Check if the function is uniformly continuous: $\sqrt(x)\sin(x)$, In 0 to $\inf$ I dont think anything will happen using the definition of uniform contuinity. I cannot think of any sequence for sequential characterisation.

Answer 1

This clearly won't be uniformly continuous.

To see this, pick $\varepsilon > 0$ and try to find a $\delta > 0$, such that no matter from where in the real line you pick any $x,y \in \mathbb{R}^+$, if your $x,y$ are close enough to each other (i.e. $|x-y| < \delta$), then the distance $|f(x) - f(y)| < \varepsilon$; (where $f$ is your function).

This clearly can't happen as $\sqrt{x}$ is unbounded over the positive reals.

Suppose you have an $\varepsilon, \delta > 0$ pair you want to test.
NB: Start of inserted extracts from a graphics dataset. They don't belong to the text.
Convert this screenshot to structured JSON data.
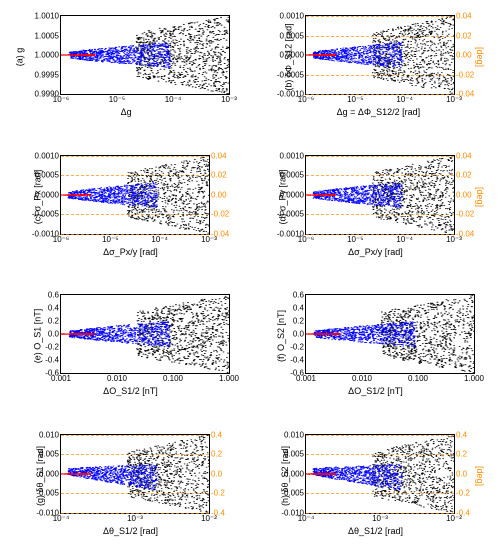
{
  "global": {
    "colors": {
      "red": "#ff0000",
      "blue": "#0000ff",
      "black": "#000000",
      "orange": "#ff8c00",
      "axis": "#000000",
      "bg": "#ffffff"
    },
    "font_family": "Arial",
    "tick_fontsize": 8,
    "label_fontsize": 9,
    "marker_size": 0.6
  },
  "panels": [
    {
      "id": "a",
      "row": 0,
      "col": 0,
      "ylabel_left": "(a) g",
      "xlabel": "Δg",
      "xscale": "log",
      "xlim": [
        1e-06,
        0.001
      ],
      "xticks": [
        1e-06,
        1e-05,
        0.0001,
        0.001
      ],
      "xtick_labels": [
        "10⁻⁶",
        "10⁻⁵",
        "10⁻⁴",
        "10⁻³"
      ],
      "ylim": [
        0.999,
        1.001
      ],
      "yticks": [
        0.999,
        0.9995,
        1.0,
        1.0005,
        1.001
      ],
      "ytick_labels": [
        "0.9990",
        "0.9995",
        "1.0000",
        "1.0005",
        "1.0010"
      ],
      "has_right_axis": false,
      "scatter_pattern": "fan"
    },
    {
      "id": "b",
      "row": 0,
      "col": 1,
      "ylabel_left": "(b) δΦ_S12 [rad]",
      "ylabel_right": "[deg]",
      "xlabel": "Δg = ΔΦ_S12/2 [rad]",
      "xscale": "log",
      "xlim": [
        1e-06,
        0.001
      ],
      "xticks": [
        1e-06,
        1e-05,
        0.0001,
        0.001
      ],
      "xtick_labels": [
        "10⁻⁶",
        "10⁻⁵",
        "10⁻⁴",
        "10⁻³"
      ],
      "ylim": [
        -0.001,
        0.001
      ],
      "yticks": [
        -0.001,
        -0.0005,
        0.0,
        0.0005,
        0.001
      ],
      "ytick_labels": [
        "-0.0010",
        "-0.0005",
        "0.0000",
        "0.0005",
        "0.0010"
      ],
      "right_ticks": [
        -0.04,
        -0.02,
        0.0,
        0.02,
        0.04
      ],
      "right_tick_labels": [
        "-0.04",
        "-0.02",
        "0.00",
        "0.02",
        "0.04"
      ],
      "has_right_axis": true,
      "hlines_orange": [
        -0.04,
        -0.02,
        0.02,
        0.04
      ],
      "scatter_pattern": "fan"
    },
    {
      "id": "c",
      "row": 1,
      "col": 0,
      "ylabel_left": "(c) σ_Px [rad]",
      "xlabel": "Δσ_Px/y [rad]",
      "xscale": "log",
      "xlim": [
        1e-06,
        0.001
      ],
      "xticks": [
        1e-06,
        1e-05,
        0.0001,
        0.001
      ],
      "xtick_labels": [
        "10⁻⁶",
        "10⁻⁵",
        "10⁻⁴",
        "10⁻³"
      ],
      "ylim": [
        -0.001,
        0.001
      ],
      "yticks": [
        -0.001,
        -0.0005,
        0.0,
        0.0005,
        0.001
      ],
      "ytick_labels": [
        "-0.0010",
        "-0.0005",
        "0.0000",
        "0.0005",
        "0.0010"
      ],
      "right_ticks": [
        -0.04,
        -0.02,
        0.0,
        0.02,
        0.04
      ],
      "right_tick_labels": [
        "-0.04",
        "-0.02",
        "0.00",
        "0.02",
        "0.04"
      ],
      "has_right_axis": true,
      "hlines_orange": [
        -0.04,
        -0.02,
        0.02,
        0.04
      ],
      "scatter_pattern": "fan"
    },
    {
      "id": "d",
      "row": 1,
      "col": 1,
      "ylabel_left": "(d) σ_Py [rad]",
      "ylabel_right": "[deg]",
      "xlabel": "Δσ_Px/y [rad]",
      "xscale": "log",
      "xlim": [
        1e-06,
        0.001
      ],
      "xticks": [
        1e-06,
        1e-05,
        0.0001,
        0.001
      ],
      "xtick_labels": [
        "10⁻⁶",
        "10⁻⁵",
        "10⁻⁴",
        "10⁻³"
      ],
      "ylim": [
        -0.001,
        0.001
      ],
      "yticks": [
        -0.001,
        -0.0005,
        0.0,
        0.0005,
        0.001
      ],
      "ytick_labels": [
        "-0.0010",
        "-0.0005",
        "0.0000",
        "0.0005",
        "0.0010"
      ],
      "right_ticks": [
        -0.04,
        -0.02,
        0.0,
        0.02,
        0.04
      ],
      "right_tick_labels": [
        "-0.04",
        "-0.02",
        "0.00",
        "0.02",
        "0.04"
      ],
      "has_right_axis": true,
      "hlines_orange": [
        -0.04,
        -0.02,
        0.02,
        0.04
      ],
      "scatter_pattern": "fan"
    },
    {
      "id": "e",
      "row": 2,
      "col": 0,
      "ylabel_left": "(e) O_S1 [nT]",
      "xlabel": "ΔO_S1/2 [nT]",
      "xscale": "log",
      "xlim": [
        0.001,
        1.0
      ],
      "xticks": [
        0.001,
        0.01,
        0.1,
        1.0
      ],
      "xtick_labels": [
        "0.001",
        "0.010",
        "0.100",
        "1.000"
      ],
      "ylim": [
        -0.6,
        0.6
      ],
      "yticks": [
        -0.6,
        -0.4,
        -0.2,
        0.0,
        0.2,
        0.4,
        0.6
      ],
      "ytick_labels": [
        "-0.6",
        "-0.4",
        "-0.2",
        "0.0",
        "0.2",
        "0.4",
        "0.6"
      ],
      "has_right_axis": false,
      "scatter_pattern": "fan"
    },
    {
      "id": "f",
      "row": 2,
      "col": 1,
      "ylabel_left": "(f) O_S2 [nT]",
      "xlabel": "ΔO_S1/2 [nT]",
      "xscale": "log",
      "xlim": [
        0.001,
        1.0
      ],
      "xticks": [
        0.001,
        0.01,
        0.1,
        1.0
      ],
      "xtick_labels": [
        "0.001",
        "0.010",
        "0.100",
        "1.000"
      ],
      "ylim": [
        -0.6,
        0.6
      ],
      "yticks": [
        -0.6,
        -0.4,
        -0.2,
        0.0,
        0.2,
        0.4,
        0.6
      ],
      "ytick_labels": [
        "-0.6",
        "-0.4",
        "-0.2",
        "0.0",
        "0.2",
        "0.4",
        "0.6"
      ],
      "has_right_axis": false,
      "scatter_pattern": "fan"
    },
    {
      "id": "g",
      "row": 3,
      "col": 0,
      "ylabel_left": "(g) δθ_S1 [rad]",
      "xlabel": "Δθ_S1/2 [rad]",
      "xscale": "log",
      "xlim": [
        0.0001,
        0.01
      ],
      "xticks": [
        0.0001,
        0.001,
        0.01
      ],
      "xtick_labels": [
        "10⁻⁴",
        "10⁻³",
        "10⁻²"
      ],
      "ylim": [
        -0.01,
        0.01
      ],
      "yticks": [
        -0.01,
        -0.005,
        0.0,
        0.005,
        0.01
      ],
      "ytick_labels": [
        "-0.010",
        "-0.005",
        "0.000",
        "0.005",
        "0.010"
      ],
      "right_ticks": [
        -0.4,
        -0.2,
        0.0,
        0.2,
        0.4
      ],
      "right_tick_labels": [
        "-0.4",
        "-0.2",
        "0.0",
        "0.2",
        "0.4"
      ],
      "has_right_axis": true,
      "hlines_orange": [
        -0.4,
        -0.2,
        0.2,
        0.4
      ],
      "scatter_pattern": "fan_skew"
    },
    {
      "id": "h",
      "row": 3,
      "col": 1,
      "ylabel_left": "(h) δθ_S2 [rad]",
      "ylabel_right": "[deg]",
      "xlabel": "Δθ_S1/2 [rad]",
      "xscale": "log",
      "xlim": [
        0.0001,
        0.01
      ],
      "xticks": [
        0.0001,
        0.001,
        0.01
      ],
      "xtick_labels": [
        "10⁻⁴",
        "10⁻³",
        "10⁻²"
      ],
      "ylim": [
        -0.01,
        0.01
      ],
      "yticks": [
        -0.01,
        -0.005,
        0.0,
        0.005,
        0.01
      ],
      "ytick_labels": [
        "-0.010",
        "-0.005",
        "0.000",
        "0.005",
        "0.010"
      ],
      "right_ticks": [
        -0.4,
        -0.2,
        0.0,
        0.2,
        0.4
      ],
      "right_tick_labels": [
        "-0.4",
        "-0.2",
        "0.0",
        "0.2",
        "0.4"
      ],
      "has_right_axis": true,
      "hlines_orange": [
        -0.4,
        -0.2,
        0.2,
        0.4
      ],
      "scatter_pattern": "fan_skew"
    }
  ],
  "scatter_groups": {
    "red": {
      "x_frac_range": [
        0.0,
        0.2
      ],
      "y_spread": 0.04,
      "n": 200,
      "color": "#ff0000"
    },
    "blue": {
      "x_frac_range": [
        0.05,
        0.65
      ],
      "y_spread": 0.45,
      "n": 900,
      "color": "#0000ff"
    },
    "black": {
      "x_frac_range": [
        0.45,
        1.0
      ],
      "y_spread": 1.0,
      "n": 900,
      "color": "#000000"
    }
  }
}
Now you pick $x_1, y_1, x_2, y_2$ such that $|x_1 - y_1|, |x_2 - y_2| < \delta$, but $x_2$ and $y_2$ are greater than $x_1, y_1$, respectively. Then the amplitude of your function $f$ will be far greater around the second set of points than the first. So the fact that $f(x_1), f(y_1)$ were $\varepsilon$-close, does not guarantee that $f(x_2), f(y_2)$ will be as well.

The key point here is that uniform continuity depends only on the value of $\varepsilon$ and not on where in the domain your points of interest are.